De acordo com o dono do parque, o brinquedo “Superman”, que faz movimentos no ar com as pessoas sentadas, estava em funcionamento quando o homem, identificado como William Ribeiro de Oliveira retirou a grade que prende os bancos e decidiu ficar em pé. Ao ver o homem em pé, o operador decidiu parar o brinquedo, momento em que William caiu e foi prensado pela estrutura. A Polícia Civil vai investigar se houve falha no brinquedo.

No entanto, o irmão de William, Gabriel Ribeiro de Oliveira, que também estava no brinquedo, afirmou que o operador não parou o brinquedo. Ele chegou a ser socorrido e encaminhado para a Unidade de Pronto Atendimento (UPA) do bairro Vila Martins, mas não resistiu e morreu. A causa da morte foi por politraumatismo.

Mais feridos

Outras cinco pessoas, entre 19 e 28 anos, que desceram da atração para ajudar o rapaz, também se feriram. De acordo com a polícia, elas foram socorridas pelo Serviço de Atendimento Móvel de Urgência (Samu) e pelo Corpo de Bombeiros e levadas para diferentes unidades de saúde do município.

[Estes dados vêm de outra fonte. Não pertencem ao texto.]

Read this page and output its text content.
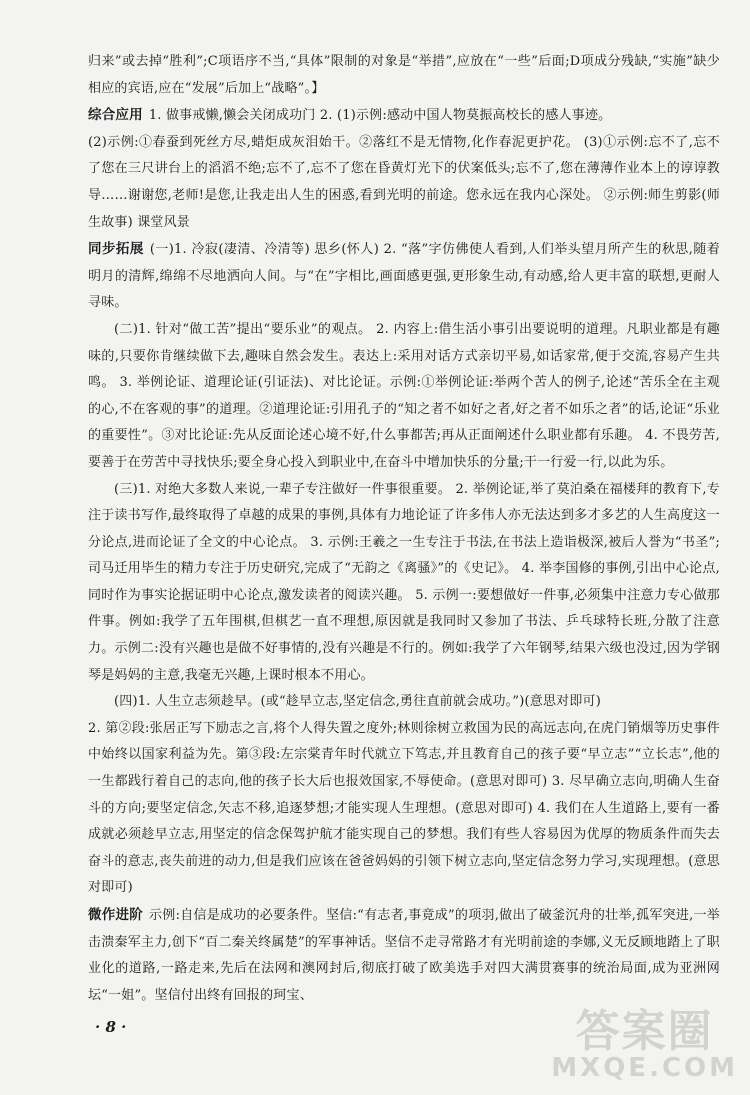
归来”或去掉“胜利”;C项语序不当,“具体”限制的对象是“举措”,应放在“一些”后面;D项成分残缺,“实施”缺少相应的宾语,应在“发展”后加上“战略”。】

综合应用 1. 做事戒懒,懒会关闭成功门 2. (1)示例:感动中国人物莫振高校长的感人事迹。

(2)示例:①春蚕到死丝方尽,蜡炬成灰泪始干。②落红不是无情物,化作春泥更护花。 (3)①示例:忘不了,忘不了您在三尺讲台上的滔滔不绝;忘不了,忘不了您在昏黄灯光下的伏案低头;忘不了,您在薄薄作业本上的谆谆教导……谢谢您,老师!是您,让我走出人生的困惑,看到光明的前途。您永远在我内心深处。 ②示例:师生剪影(师生故事) 课堂风景

同步拓展 (一)1. 冷寂(凄清、冷清等) 思乡(怀人) 2. “落”字仿佛使人看到,人们举头望月所产生的秋思,随着明月的清辉,绵绵不尽地洒向人间。与“在”字相比,画面感更强,更形象生动,有动感,给人更丰富的联想,更耐人寻味。

(二)1. 针对“做工苦”提出“要乐业”的观点。 2. 内容上:借生活小事引出要说明的道理。凡职业都是有趣味的,只要你肯继续做下去,趣味自然会发生。表达上:采用对话方式亲切平易,如话家常,便于交流,容易产生共鸣。 3. 举例论证、道理论证(引证法)、对比论证。示例:①举例论证:举两个苦人的例子,论述“苦乐全在主观的心,不在客观的事”的道理。②道理论证:引用孔子的“知之者不如好之者,好之者不如乐之者”的话,论证“乐业的重要性”。③对比论证:先从反面论述心境不好,什么事都苦;再从正面阐述什么职业都有乐趣。 4. 不畏劳苦,要善于在劳苦中寻找快乐;要全身心投入到职业中,在奋斗中增加快乐的分量;干一行爱一行,以此为乐。

(三)1. 对绝大多数人来说,一辈子专注做好一件事很重要。 2. 举例论证,举了莫泊桑在福楼拜的教育下,专注于读书写作,最终取得了卓越的成果的事例,具体有力地论证了许多伟人亦无法达到多才多艺的人生高度这一分论点,进而论证了全文的中心论点。 3. 示例:王羲之一生专注于书法,在书法上造诣极深,被后人誉为“书圣”;司马迁用毕生的精力专注于历史研究,完成了“无韵之《离骚》”的《史记》。 4. 举李国修的事例,引出中心论点,同时作为事实论据证明中心论点,激发读者的阅读兴趣。 5. 示例一:要想做好一件事,必须集中注意力专心做那件事。例如:我学了五年围棋,但棋艺一直不理想,原因就是我同时又参加了书法、乒乓球特长班,分散了注意力。示例二:没有兴趣也是做不好事情的,没有兴趣是不行的。例如:我学了六年钢琴,结果六级也没过,因为学钢琴是妈妈的主意,我毫无兴趣,上课时根本不用心。

(四)1. 人生立志须趁早。(或“趁早立志,坚定信念,勇往直前就会成功。”)(意思对即可)

2. 第②段:张居正写下励志之言,将个人得失置之度外;林则徐树立救国为民的高远志向,在虎门销烟等历史事件中始终以国家利益为先。第③段:左宗棠青年时代就立下笃志,并且教育自己的孩子要“早立志”“立长志”,他的一生都践行着自己的志向,他的孩子长大后也报效国家,不辱使命。(意思对即可) 3. 尽早确立志向,明确人生奋斗的方向;要坚定信念,矢志不移,追逐梦想;才能实现人生理想。(意思对即可) 4. 我们在人生道路上,要有一番成就必须趁早立志,用坚定的信念保驾护航才能实现自己的梦想。我们有些人容易因为优厚的物质条件而失去奋斗的意志,丧失前进的动力,但是我们应该在爸爸妈妈的引领下树立志向,坚定信念努力学习,实现理想。(意思对即可)

微作进阶 示例:自信是成功的必要条件。坚信:“有志者,事竟成”的项羽,做出了破釜沉舟的壮举,孤军突进,一举击溃秦军主力,创下“百二秦关终属楚”的军事神话。坚信不走寻常路才有光明前途的李娜,义无反顾地踏上了职业化的道路,一路走来,先后在法网和澳网封后,彻底打破了欧美选手对四大满贯赛事的统治局面,成为亚洲网坛“一姐”。坚信付出终有回报的珂宝、

· 8 ·	答案圈
MXQE.COM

Um vídeo feito por visitantes do parque mostra o momento após o acidente. Nas imagens, é possível ver muitas pessoas correndo e gritando, e outras tentando ajudar William.

Investigações

Uma perícia será feita no local para determinar as causas do acidente. A Guarda Civil Municipal e a Polícia Militar passaram a noite toda no local, trabalhando no resguardo da área.

A Polícia Civil informou que já ouviu as pessoas envolvidas e vai juntar os depoimentos delas com os detalhes da perícia para identificar o que realmente aconteceu. A princípio, o caso é investigado como homicídio culposo, quando não há intenção de matar, e lesão corporal culposa.

Conforme a delegada Marcia Pereira Cruz, mais envolvidos e possíveis testemunhas também serão ouvidos. Além disso, foi solicitada uma perícia especializada na área de engenharia, que deve ser feita nesta sexta-feira (29). O inquérito tem um prazo de 30 dias para ser concluído.

A delegada explica que o parque tinha toda a documentação necessária para funcionar e que já esteve na cidades outra vezes, sem nunca ter se envolvido em problemas anteriormente.